1. Why "Tonya Harding" is a top "trending now" topic according to Yahoo.
In February.
Of 2011.
2. Why did I buy six pink valentine cupcakes for myself?
3. Why every time the administration fucks up, we're called in to be given a stern lecturing to. It's kind of like a parent gambling all of his daughter's savings away only to tell her:
"Now listen here, Sally, you just have to be more responsible with your money or else!"
grrrr
4. How the black dress shoes I bought to replace the last pair, which were too unfashionable to wear anymore, have already gone out of style, without my having ever worn them.
5. Why people answer the phone when they clearly don't have time to talk.
6. Why the one bathroom, one, at work either has a working toilet or is unlocked, but never at the same time.
7. How to get that half a bottle of spilled cumin that fell behind the stove, so the kitchen doesn't smell like a cheap Indian buffet anymore.
8. Why that nice lady
9. Where those six valentines day cupcakes went.
10. Who keeps visiting here from:
"Holy See (Vatican City State) arrived from waynes-nude-musicians.blogspot.com on "night is half gone...".
4 comments:
1. really? probably she is doing this herself.
2. You certainly should - why did you stop at 6?
3. This is called Projection.
4. Last season's Pradas?
5. out of habit, bad one it is.
6. to annoy and make things generally irritating.
7. add curry
8. at least she has fashion sense.
9. stolen ! get some more !
10. Oh those cardinals, always wanting to play games.
i'm surprised you found the time to post this, what with all the wondering you should be doing.
wv: topicals....i suppose they are.
1. Tonya lives here in Portland, & her Yahoo trend comes from a press release having to do with stalking me.
2.You are your own best friend.
3."I Can't Have Anthing Nice because of you kids!"
4.Don't worry. with fashion, it all comes around again, or continue to be the footwear maverick that you always have been.
5.Some people are just wedded to their phones.

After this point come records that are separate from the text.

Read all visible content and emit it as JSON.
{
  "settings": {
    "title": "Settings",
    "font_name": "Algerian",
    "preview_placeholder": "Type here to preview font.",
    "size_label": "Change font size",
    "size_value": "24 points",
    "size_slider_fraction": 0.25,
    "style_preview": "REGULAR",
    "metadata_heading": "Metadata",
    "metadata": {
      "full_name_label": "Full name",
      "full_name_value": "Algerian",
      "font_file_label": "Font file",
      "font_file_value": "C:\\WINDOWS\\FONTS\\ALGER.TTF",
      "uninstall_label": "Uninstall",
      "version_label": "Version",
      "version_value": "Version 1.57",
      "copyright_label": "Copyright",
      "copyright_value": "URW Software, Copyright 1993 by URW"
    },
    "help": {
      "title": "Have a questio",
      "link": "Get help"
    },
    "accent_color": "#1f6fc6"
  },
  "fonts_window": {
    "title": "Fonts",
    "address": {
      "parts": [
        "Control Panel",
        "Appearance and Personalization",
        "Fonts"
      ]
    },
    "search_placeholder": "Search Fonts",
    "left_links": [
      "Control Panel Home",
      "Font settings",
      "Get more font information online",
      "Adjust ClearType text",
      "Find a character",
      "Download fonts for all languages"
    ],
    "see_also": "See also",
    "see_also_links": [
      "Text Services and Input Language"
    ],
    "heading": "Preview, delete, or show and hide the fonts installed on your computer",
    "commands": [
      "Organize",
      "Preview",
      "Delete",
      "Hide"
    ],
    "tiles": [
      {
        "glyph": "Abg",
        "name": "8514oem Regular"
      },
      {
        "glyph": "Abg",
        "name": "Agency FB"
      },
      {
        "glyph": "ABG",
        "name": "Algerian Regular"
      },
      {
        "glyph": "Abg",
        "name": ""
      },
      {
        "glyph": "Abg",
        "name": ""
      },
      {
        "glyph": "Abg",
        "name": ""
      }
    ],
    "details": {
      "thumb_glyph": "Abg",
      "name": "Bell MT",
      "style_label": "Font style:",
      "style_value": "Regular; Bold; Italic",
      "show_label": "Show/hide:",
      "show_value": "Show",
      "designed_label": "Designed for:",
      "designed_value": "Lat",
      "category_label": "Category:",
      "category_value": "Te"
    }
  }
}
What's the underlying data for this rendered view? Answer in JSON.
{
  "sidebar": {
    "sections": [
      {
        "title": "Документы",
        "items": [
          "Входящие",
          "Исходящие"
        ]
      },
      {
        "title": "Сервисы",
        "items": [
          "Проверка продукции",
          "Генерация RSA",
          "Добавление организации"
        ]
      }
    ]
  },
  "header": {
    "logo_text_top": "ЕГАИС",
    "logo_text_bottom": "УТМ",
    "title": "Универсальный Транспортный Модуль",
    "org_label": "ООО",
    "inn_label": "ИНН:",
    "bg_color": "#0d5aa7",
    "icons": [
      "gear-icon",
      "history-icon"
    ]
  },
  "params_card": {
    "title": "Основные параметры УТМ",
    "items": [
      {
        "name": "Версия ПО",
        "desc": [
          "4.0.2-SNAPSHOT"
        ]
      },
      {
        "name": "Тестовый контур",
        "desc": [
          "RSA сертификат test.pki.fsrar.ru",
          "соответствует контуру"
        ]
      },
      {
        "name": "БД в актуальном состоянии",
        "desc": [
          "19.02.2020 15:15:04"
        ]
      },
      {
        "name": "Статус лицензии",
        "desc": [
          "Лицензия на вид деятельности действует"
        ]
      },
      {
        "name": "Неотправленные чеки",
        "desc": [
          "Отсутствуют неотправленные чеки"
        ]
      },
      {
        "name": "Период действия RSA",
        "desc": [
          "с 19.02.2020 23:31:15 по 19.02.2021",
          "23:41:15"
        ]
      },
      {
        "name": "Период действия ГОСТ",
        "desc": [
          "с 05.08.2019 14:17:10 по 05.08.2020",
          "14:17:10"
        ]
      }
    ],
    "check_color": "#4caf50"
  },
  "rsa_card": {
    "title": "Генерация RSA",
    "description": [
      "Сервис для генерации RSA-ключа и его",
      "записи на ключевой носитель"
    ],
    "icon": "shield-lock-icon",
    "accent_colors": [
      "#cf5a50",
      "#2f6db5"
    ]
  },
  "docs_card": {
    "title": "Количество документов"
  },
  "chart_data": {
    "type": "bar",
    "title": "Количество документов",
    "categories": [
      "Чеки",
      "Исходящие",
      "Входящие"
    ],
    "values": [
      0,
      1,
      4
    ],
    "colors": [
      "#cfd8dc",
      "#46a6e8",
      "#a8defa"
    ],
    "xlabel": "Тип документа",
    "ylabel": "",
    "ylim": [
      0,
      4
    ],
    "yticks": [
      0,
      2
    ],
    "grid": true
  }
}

6.That is called- "Stephen's Law"
7.Allow an Indian family to live in your kitchen.
8.beauty is in the eye of the whore
9.Cupcake Fairies
10.Some guy named Ratzinger has a thing for you.
Good Lord, man, I'm too baffled by my own wonderings to deal with yours. Why is that computer thing called a mouse and why with age the hair is falling off my legs and growing in ears-important stuff.